SRINAGAR, INDIA - Hundreds of angry demonstrators clashed with government forces Wednesday in Indian-administered Kashmir after soldiers shot dead a young man at a checkpoint, officials and locals said.
The man's death came amid heightened tensions in the restive Muslim-majority Himalayan region after New Delhi scrapped its semiautonomous status and imposed a curfew to quell unrest.
Mehrajuddin Peer Shah, 25, was driving his car when paramilitary soldiers shot him near a checkpoint on the outskirts of Srinagar, the disputed region's main city.
Police said Shah ignored signals to stop at two checkpoints "in suspicious conditions" before troops fired at the vehicle.
Shah was taken to hospital but died from his injuries, police added in a statement.
But Shah's father, Ghulam Nabi, rejected the police's claims and said his son was shot and killed in cold blood.
"Had soldiers fired at his vehicle while fleeing any checkpoint, his car would have got bullet marks," he told reporters in Srinagar.

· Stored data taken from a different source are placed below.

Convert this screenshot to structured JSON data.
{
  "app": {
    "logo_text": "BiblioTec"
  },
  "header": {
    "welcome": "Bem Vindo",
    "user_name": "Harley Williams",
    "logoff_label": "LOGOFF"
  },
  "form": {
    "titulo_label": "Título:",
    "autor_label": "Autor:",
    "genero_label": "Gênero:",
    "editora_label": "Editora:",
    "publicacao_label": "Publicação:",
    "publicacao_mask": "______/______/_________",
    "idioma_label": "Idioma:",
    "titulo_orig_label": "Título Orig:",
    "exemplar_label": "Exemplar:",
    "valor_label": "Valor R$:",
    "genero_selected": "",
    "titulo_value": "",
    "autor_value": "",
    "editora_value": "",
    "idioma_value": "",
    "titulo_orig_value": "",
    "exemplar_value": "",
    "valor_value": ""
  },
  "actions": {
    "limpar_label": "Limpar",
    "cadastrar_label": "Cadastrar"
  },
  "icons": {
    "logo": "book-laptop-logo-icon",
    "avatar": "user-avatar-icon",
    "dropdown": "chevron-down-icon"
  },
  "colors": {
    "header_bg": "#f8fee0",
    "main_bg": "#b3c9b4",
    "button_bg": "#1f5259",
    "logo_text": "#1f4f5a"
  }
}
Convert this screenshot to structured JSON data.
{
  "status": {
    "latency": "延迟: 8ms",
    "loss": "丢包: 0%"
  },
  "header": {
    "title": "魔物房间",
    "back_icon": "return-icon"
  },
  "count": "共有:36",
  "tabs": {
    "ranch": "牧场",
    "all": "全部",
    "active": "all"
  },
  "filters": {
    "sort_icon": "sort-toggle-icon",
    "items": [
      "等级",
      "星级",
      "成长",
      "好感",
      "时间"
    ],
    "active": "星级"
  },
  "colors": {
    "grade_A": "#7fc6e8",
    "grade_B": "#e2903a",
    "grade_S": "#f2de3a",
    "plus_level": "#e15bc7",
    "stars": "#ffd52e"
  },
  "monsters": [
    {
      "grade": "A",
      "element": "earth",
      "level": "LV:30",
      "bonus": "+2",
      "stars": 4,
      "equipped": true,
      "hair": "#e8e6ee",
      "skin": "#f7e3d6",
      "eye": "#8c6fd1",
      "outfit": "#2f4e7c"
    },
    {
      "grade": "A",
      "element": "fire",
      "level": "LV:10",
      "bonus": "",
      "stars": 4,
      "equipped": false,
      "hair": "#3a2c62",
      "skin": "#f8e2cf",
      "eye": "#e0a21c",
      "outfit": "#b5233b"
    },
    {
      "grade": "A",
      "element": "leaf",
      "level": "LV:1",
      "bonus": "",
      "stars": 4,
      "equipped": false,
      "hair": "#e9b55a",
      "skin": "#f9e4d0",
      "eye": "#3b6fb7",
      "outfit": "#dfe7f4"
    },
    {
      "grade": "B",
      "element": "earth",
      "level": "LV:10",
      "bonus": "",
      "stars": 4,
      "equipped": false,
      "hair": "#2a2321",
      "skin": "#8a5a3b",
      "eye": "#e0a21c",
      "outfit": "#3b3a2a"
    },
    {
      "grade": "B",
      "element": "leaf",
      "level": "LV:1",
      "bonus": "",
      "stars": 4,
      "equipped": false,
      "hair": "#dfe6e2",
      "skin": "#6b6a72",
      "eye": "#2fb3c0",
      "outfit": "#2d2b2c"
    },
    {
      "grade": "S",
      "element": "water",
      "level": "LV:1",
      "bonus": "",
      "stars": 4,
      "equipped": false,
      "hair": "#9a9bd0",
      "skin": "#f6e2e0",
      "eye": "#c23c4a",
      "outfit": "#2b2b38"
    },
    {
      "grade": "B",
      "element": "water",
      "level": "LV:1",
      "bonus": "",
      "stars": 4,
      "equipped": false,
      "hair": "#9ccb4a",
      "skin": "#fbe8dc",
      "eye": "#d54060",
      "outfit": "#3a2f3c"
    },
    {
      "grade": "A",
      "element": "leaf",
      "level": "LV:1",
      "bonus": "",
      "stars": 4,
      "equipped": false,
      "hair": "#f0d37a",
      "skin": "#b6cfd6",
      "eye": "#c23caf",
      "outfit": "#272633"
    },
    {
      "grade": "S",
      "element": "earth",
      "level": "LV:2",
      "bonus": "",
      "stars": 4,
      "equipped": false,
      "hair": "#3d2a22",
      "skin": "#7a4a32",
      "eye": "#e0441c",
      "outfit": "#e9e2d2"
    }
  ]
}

Witnesses told AFP the young man had come out of his car to answer questions from soldiers at the checkpoint, then was shot as he got back into the vehicle.
'We want freedom!'
Civilians in Kashmir have been shot at checkpoints in the past, but this was the first such incident in several months.
It took place under a nationwide lockdown in India to combat the spread of the coronavirus, with thousands of soldiers and police deployed at checkpoints across the territory to limit public movement.
An inquiry into the shooting has begun, Kashmir's civil administration said.
As news of Shah's death spread in the local area, hundreds of residents took to the streets to hold anti-India protests, shouting, "Go, India, go back!" and "We want freedom!"
Masked demonstrators threw stones, and government forces fired tear gas and shotgun pellets to disperse the crowd.
Mobile phone services were also cut in the area as the clashes escalated.
At least two young women suffered eye injuries from metal pellets, a doctor at the city's main hospital told AFP on condition of anonymity. Officials have barred doctors from speaking to reporters.
The protest came a week after soldiers killed a top rebel commander in the southern Kashmir valley. Authorities cut mobile internet services then, but it was restored in most areas four days later.
Rebel groups, which enjoy popular support, have fought for decades for the region's independence or its merger with Pakistan.
The fighting has left tens of thousands dead since 1989, mostly civilians. India has more than 500,000 troops in Kashmir.